Multi-processing and GPU -> GPU tensor slicing race. Expected corner case or bug?

I’m doing something a little out of the ordinary using multi-GPU + multi-process training and ran into what appears to be a race. Uncertain if it’s a bug or an expected corner case that’s just not supported.

So, text summary:
dataset -> loader -> model J (GPU 0) -> tensor y_ja (GPU 0) -> tensor y_jb (GPU 1) -> MP queue -> model K (GPU 1) -> tensor y_k (GPU 1)

I’ve got a model J with input, params, output on GPU 0. It’s running in a process started from the main using torch.multiprocessing. The tensors from this model are copied into a larger, zero initialized tensor (1…n times larger) on GPU 1 before being placed in a Queue. The data is being assigned using slicing ops (ie y_jb[idxo:idx_o+step] = y_ja[idx_i:idx_i+step])

So, essentially, right before being placed on the MP Queue, a copy is being initiated of data from GPU 0 -> GPU 1. The main process is dequeuing and running the data through model K with input, params, output on GPU 1.
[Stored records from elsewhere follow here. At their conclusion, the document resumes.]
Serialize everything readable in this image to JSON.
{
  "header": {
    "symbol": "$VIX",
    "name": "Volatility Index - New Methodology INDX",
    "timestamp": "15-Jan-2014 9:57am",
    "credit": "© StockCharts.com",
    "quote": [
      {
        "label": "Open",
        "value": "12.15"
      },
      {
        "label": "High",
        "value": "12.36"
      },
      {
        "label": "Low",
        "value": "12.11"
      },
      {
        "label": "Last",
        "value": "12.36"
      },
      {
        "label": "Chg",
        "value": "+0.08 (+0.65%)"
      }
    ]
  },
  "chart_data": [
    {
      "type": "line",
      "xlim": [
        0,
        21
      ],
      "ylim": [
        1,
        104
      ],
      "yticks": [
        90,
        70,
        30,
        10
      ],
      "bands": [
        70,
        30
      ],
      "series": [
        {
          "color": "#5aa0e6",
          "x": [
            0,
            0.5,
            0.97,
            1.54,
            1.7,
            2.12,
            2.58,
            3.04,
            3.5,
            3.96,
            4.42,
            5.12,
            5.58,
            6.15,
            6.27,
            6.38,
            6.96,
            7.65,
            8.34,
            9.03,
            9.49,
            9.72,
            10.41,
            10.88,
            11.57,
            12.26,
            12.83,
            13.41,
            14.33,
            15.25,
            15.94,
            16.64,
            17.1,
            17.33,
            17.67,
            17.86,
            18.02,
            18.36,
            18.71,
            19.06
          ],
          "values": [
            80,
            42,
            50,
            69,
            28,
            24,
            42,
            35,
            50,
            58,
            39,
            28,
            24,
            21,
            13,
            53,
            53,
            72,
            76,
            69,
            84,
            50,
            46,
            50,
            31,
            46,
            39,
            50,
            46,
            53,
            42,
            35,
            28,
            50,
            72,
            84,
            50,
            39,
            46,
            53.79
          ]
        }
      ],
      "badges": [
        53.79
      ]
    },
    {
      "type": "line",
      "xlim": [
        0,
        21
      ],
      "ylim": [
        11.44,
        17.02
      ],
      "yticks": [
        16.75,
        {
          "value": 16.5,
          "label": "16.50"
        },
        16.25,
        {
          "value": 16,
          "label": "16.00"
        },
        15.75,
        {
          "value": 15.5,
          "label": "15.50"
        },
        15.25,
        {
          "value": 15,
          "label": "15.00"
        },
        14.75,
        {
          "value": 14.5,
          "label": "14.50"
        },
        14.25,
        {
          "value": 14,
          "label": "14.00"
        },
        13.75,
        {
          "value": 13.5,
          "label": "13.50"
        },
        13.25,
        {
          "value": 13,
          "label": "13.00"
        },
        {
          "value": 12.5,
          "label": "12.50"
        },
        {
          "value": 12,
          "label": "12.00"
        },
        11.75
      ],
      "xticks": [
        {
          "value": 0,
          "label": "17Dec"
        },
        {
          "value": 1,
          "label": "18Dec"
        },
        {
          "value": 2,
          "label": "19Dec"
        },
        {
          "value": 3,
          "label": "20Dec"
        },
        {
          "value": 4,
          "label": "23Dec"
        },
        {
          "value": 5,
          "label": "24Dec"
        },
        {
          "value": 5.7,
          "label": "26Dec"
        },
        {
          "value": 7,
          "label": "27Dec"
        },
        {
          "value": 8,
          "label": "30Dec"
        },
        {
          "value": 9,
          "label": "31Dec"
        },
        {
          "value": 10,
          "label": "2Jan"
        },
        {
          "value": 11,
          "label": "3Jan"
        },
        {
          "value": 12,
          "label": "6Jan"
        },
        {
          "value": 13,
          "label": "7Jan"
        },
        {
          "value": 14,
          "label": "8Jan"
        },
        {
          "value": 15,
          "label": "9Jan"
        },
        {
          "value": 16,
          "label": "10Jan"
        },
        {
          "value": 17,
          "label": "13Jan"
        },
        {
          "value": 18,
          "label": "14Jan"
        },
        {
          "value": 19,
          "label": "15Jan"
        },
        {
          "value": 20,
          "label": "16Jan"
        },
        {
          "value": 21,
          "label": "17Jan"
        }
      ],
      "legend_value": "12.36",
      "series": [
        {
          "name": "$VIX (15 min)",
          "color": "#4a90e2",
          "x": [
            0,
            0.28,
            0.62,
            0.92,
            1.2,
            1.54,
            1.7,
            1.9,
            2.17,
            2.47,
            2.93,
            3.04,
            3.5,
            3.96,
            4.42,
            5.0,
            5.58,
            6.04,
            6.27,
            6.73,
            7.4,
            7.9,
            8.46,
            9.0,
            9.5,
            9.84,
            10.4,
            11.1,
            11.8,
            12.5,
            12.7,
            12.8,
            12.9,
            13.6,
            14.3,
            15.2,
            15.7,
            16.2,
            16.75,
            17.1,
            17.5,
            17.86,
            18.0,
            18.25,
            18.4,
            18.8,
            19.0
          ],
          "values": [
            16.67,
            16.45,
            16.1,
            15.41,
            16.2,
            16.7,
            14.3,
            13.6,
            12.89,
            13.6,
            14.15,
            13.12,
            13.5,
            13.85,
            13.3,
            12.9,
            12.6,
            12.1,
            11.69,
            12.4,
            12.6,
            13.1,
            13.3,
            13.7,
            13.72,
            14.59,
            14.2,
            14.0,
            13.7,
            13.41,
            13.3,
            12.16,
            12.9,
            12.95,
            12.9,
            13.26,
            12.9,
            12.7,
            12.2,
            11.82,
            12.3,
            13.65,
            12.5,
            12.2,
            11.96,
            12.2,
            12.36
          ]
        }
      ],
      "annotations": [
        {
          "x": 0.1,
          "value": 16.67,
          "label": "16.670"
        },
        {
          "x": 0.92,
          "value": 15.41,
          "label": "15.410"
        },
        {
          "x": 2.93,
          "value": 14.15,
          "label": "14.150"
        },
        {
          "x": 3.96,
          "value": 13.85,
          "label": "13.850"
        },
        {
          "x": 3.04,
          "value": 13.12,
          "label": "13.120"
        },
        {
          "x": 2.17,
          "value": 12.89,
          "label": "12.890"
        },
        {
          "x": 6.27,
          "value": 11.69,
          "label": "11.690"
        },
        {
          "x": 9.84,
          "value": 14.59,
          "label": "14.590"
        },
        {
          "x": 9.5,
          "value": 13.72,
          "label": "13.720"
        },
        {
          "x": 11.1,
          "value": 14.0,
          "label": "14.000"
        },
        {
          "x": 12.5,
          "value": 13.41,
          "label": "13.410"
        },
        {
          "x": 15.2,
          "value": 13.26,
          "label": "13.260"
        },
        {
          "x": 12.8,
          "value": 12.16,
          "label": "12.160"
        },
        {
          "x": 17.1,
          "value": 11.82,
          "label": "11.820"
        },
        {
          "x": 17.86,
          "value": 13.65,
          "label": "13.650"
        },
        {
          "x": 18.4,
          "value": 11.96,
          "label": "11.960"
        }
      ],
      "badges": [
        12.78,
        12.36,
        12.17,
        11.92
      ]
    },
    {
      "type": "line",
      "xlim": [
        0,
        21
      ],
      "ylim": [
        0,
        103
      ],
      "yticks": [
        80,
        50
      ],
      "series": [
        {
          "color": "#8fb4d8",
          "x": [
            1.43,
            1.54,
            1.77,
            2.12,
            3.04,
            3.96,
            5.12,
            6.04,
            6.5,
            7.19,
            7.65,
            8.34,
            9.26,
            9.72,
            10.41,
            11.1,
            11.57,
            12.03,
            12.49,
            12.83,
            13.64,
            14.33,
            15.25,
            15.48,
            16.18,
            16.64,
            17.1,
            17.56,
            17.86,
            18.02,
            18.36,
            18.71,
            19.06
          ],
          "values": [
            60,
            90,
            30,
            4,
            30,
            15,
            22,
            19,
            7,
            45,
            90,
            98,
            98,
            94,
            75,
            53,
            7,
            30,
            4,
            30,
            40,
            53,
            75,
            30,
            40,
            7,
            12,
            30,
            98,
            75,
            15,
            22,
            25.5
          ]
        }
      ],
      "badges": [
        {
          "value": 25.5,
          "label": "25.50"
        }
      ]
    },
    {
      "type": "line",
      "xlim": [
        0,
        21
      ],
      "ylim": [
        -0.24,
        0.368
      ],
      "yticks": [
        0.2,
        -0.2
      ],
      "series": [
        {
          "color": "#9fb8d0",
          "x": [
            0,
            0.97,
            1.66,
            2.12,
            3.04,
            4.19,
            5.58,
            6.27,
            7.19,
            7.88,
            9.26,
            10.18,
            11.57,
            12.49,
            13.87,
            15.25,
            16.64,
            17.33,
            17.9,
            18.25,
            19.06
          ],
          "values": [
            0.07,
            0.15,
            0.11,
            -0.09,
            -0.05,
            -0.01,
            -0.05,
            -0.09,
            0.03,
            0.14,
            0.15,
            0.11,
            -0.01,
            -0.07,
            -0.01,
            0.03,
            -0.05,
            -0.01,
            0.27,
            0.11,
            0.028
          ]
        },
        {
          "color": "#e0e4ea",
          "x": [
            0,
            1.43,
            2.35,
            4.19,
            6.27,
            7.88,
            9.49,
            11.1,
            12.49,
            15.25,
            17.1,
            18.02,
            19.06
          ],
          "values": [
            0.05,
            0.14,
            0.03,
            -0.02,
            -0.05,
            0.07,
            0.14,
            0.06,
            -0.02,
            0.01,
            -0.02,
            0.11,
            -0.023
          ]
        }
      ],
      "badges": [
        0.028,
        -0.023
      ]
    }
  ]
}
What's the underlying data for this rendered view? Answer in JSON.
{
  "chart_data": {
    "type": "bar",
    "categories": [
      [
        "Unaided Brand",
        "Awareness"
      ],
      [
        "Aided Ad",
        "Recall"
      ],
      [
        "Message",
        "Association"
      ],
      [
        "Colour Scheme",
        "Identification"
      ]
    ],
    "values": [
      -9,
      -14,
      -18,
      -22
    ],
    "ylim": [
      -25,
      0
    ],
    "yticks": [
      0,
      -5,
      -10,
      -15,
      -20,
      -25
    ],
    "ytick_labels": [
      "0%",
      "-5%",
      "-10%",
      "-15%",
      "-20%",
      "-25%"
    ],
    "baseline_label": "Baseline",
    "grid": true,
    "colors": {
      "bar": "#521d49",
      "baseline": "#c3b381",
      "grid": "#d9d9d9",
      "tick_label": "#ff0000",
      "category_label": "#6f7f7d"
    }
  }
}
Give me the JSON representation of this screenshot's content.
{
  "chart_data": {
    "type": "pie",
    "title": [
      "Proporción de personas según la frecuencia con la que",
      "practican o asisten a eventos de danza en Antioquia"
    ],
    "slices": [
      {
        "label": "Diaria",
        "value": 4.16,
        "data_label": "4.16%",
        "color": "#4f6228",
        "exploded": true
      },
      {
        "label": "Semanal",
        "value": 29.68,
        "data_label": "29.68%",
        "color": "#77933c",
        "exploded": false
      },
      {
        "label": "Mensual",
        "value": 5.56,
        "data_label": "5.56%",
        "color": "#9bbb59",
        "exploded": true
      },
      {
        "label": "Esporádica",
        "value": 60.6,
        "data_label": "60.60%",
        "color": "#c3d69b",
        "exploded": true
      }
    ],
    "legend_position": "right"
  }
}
In this scenario, I’m seeing what looks like a race condition. The data in the main process, once fetched from the Queue has varying blocks of 0 lining up with the slice assignment in the source process. However, it changes from batch to batch and also frequency varies with the number of debug prints, or other code I place in the source process (enqueue side). My hunch, the GPU -> GPU transfer isn’t necessarily completed before descriptors, etc are placed in the queue and received on the other end.

If I place output from model J into a CPU tensor (GPU 0 -> CPU) -> enqueue -> (CPU -> GPU 1) -> model K everything is okay. Also, if I remove the multi-processing and do the the GPU 0 -> 1 slice assignment in the same process with no queue, everything is okay.

you can try inserting torch.cuda.synchronize() right before the enqueue maybe?
CUDA calls are async in nature, but if you only do all GPU calls, ordering is preserved by CUDA streams. The stream ordering guarantees dont extend across processes (each process has it’s own CUDA context and stream)

Thanks, a synchronize before the enqueue appears to do the trick.